Presso l’Università di Torino verrà aperto un asilo per i figli dei dipendenti e pure degli studenti. La caratteristica? Sarà gender neutral per la decostruzione degli stereotipi. Addio grembiulini rosa e azzurri. Ma ai genitori piacerà? Sono consapevoli delle tipologia di educazione che lì verrà impartita ai loro figli?
Presso l’Università di Torino verrà aperto un asilo per i figli dei dipendenti e pure degli studenti. A concepire il progetto è stato il gruppo Studenti Indipendenti della facoltà di Scienze dell’educazione che così hanno illustrato gli obiettivi dell’iniziativa: “Il lavoro di cura, in cui rientra l’accudimento dei figli, si svolge prevalentemente tra le mura di casa, gratuitamente, ed è da sempre prerogativa quasi unica delle donne. Negli ultimi anni le problematiche legate alla conciliazione famiglia-lavoro hanno iniziato a riguardare anche gli uomini. È necessario un intervento più ampio, che garantisca madri e padri in tutto il loro percorso genitoriale, così è nato il nostro progetto di ‘Nido d’Infanzia in Università’.
Il progetto avrà una forma sperimentale con formazione innovativa dei e delle tirocinanti che si occuperanno dei e delle minori. Saranno infatti coinvolte associazioni che operano sul territorio e che si impegnano nel promuovere attività per l’infanzia, che mirano a un’educazione basata sui valori della cura dell’ambiente, sul rispetto dell’altro, sulla decostruzione degli stereotipi e sulla partecipazione attiva”.
L’ateneo ha deciso di appoggiare il progetto e il rettore Gianmaria Ajani ha così commentato: “Si tratta di un progetto molto bello che contiamo di realizzare nonostante le tante difficoltà organizzative e logistiche che stiamo incontrando. Come ateneo useremo criteri rispettosi dei diversi orientamenti di genere per realizzare la nuova struttura che sarà aperta sia ai nostri dipendenti sia agli studenti con figli”.
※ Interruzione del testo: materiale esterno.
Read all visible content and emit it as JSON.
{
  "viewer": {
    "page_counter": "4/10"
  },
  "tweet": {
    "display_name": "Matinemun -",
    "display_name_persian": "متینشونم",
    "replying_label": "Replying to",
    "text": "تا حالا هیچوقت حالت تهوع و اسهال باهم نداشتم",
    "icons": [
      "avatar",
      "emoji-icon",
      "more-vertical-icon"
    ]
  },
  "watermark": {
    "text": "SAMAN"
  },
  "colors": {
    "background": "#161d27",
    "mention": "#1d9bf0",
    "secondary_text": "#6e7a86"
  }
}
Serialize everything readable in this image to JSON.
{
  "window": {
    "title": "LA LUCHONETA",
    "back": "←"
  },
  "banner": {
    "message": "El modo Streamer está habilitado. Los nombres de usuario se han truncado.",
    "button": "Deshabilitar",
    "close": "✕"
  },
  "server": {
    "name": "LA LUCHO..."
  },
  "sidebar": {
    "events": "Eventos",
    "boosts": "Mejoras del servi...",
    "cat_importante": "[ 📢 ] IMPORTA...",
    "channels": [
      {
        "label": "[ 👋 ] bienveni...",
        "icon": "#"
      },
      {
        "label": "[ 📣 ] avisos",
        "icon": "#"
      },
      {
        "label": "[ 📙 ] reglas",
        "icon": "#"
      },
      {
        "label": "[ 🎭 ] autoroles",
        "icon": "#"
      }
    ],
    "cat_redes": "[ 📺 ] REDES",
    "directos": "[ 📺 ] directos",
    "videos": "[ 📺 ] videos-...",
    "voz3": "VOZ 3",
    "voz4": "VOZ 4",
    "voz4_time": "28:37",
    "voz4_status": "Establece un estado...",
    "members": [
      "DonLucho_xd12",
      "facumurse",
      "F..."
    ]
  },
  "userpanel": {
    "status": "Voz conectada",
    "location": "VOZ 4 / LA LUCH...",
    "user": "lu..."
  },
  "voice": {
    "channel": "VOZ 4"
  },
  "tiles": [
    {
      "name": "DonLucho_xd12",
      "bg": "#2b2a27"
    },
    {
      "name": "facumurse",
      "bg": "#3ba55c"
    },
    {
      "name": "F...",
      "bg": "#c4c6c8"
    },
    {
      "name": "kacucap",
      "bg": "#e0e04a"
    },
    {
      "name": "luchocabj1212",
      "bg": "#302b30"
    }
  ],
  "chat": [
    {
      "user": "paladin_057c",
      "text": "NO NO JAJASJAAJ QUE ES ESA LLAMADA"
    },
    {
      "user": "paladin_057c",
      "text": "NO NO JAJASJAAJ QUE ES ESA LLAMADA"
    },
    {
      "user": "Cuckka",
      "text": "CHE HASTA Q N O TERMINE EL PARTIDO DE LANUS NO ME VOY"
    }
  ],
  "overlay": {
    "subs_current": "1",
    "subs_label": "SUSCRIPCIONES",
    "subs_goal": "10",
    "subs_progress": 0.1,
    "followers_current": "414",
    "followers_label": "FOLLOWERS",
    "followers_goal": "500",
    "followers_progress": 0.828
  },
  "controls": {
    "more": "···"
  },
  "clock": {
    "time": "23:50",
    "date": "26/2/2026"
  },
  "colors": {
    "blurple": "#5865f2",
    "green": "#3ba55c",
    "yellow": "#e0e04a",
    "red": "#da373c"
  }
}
In modo preliminare c’è da osservare che oggi quasi tutti plaudono ad iniziative simili, grazie alle quali le aziende si dotano di asili interni. In tal modo, così si sostiene, le mamme possono essere più presenti nella cura dei figli. Però, e sta qui la nostra critica, non è un gran progresso portare i figli al lavoro. Sarebbe meglio, laddove fosse possibile, portare i lavoratori e le lavoratrici a casa. Questo in un duplice senso. Permettere il lavoro da casa per i primi anni di crescita del figlio e, ancor meglio, permettere congedi di lunga durata dal lavoro.
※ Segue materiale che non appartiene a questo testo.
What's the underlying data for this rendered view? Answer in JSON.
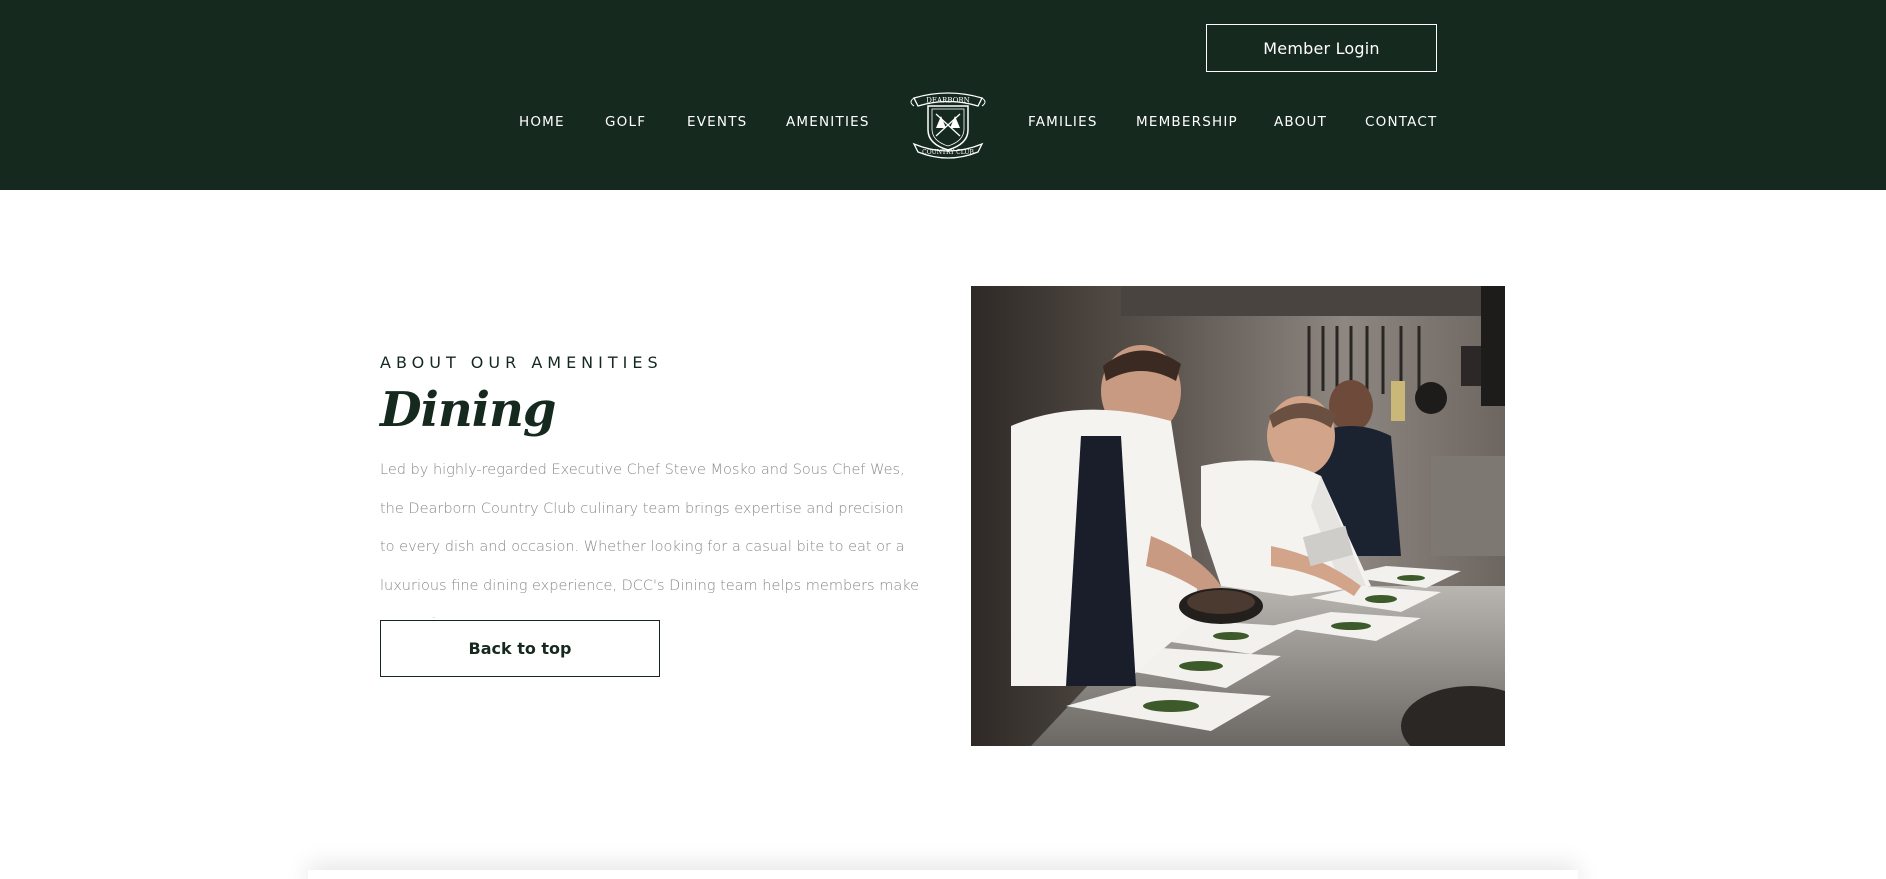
{
  "header": {
    "member_login_label": "Member Login",
    "nav": {
      "home": "HOME",
      "golf": "GOLF",
      "events": "EVENTS",
      "amenities": "AMENITIES",
      "families": "FAMILIES",
      "membership": "MEMBERSHIP",
      "about": "ABOUT",
      "contact": "CONTACT"
    },
    "logo": {
      "top_text": "DEARBORN",
      "bottom_text": "COUNTRY CLUB",
      "icon": "crest-logo-icon"
    },
    "background_color": "#15291f"
  },
  "main": {
    "eyebrow": "ABOUT OUR AMENITIES",
    "title": "Dining",
    "body": "Led by highly-regarded Executive Chef Steve Mosko and Sous Chef Wes, the Dearborn Country Club culinary team brings expertise and precision to every dish and occasion. Whether looking for a casual bite to eat or a luxurious fine dining experience, DCC's Dining team helps members make memories.",
    "back_to_top_label": "Back to top",
    "photo": {
      "icon": "chefs-plating-photo"
    }
  },
  "colors": {
    "brand_green": "#15291f",
    "body_text": "#8a8a8a"
  }
}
Secondo rilievo in merito al progetto “Nido d’Infanzia in Università”. Isoliamo un paio di espressioni dai commenti appena citati: “decostruzione degli stereotipi” e “useremo criteri rispettosi dei diversi orientamenti di genere”. Cosa significano? Significa che nell’asilo dell’università di Torino non ci saranno grembiulini rosa e azzurri, non ci saranno giochi per i bambini e giochi per le bambine e forse non ci saranno nemmeno più bagni per lui e bagni per lei. Un asilo gender neutral, espressione che vuole fare tabula rasa delle differenze sessuali. L’obiettivo è quello di contrastare sin dall’infanzia l’idea tutta naturale che il mondo è diviso in maschi e femmine e quindi di opporsi a quell’inclinazione altrettanto naturale che vede i maschi comportarsi da maschi e le femmine comportarsi da femmine.
Un bambino gioca alle macchinine e in genere una femminuccia no, non perché qualcuno glielo abbia imposto o per suggestioni collettive o per costrutti sociali stereotipati, ma perché semplicemente è un gioco più da maschio. La femmina spinge un micro passeggino con dentro una bambola perché già si sente mamma. Si chiama inclinazione naturale. Tutto qui. Rispetto ai giochi sessualmente neutri forse è ancor più letale l’eventuale iniziativa di non prevedere toilettes distinte per sesso perché si favorisce una promiscuità assai pericolosa per i piccoli ospiti di questo asilo e si confonde loro le idee su ciò che invece dovrebbe essere limpido come il sole d’estate.
Da notare infine che tra le associazioni coinvolte nel realizzare questo progetto vi sono anche quelle attive sul fronte della promozione e difesa delle rivendicazioni del mondo LGBT. E vien da chiedersi: le mamme e i papà che lasceranno i pargoli nell’asilo arcobaleno torinese sono stati avvertiti di questo? Ancor più precisamente: sono consapevoli delle tipologia di educazione che lì verrà impartita ai loro figli? Hanno accettato la possibilità che il loro Marco tornato a casa voglia indossare la gonna della sorellina più grande?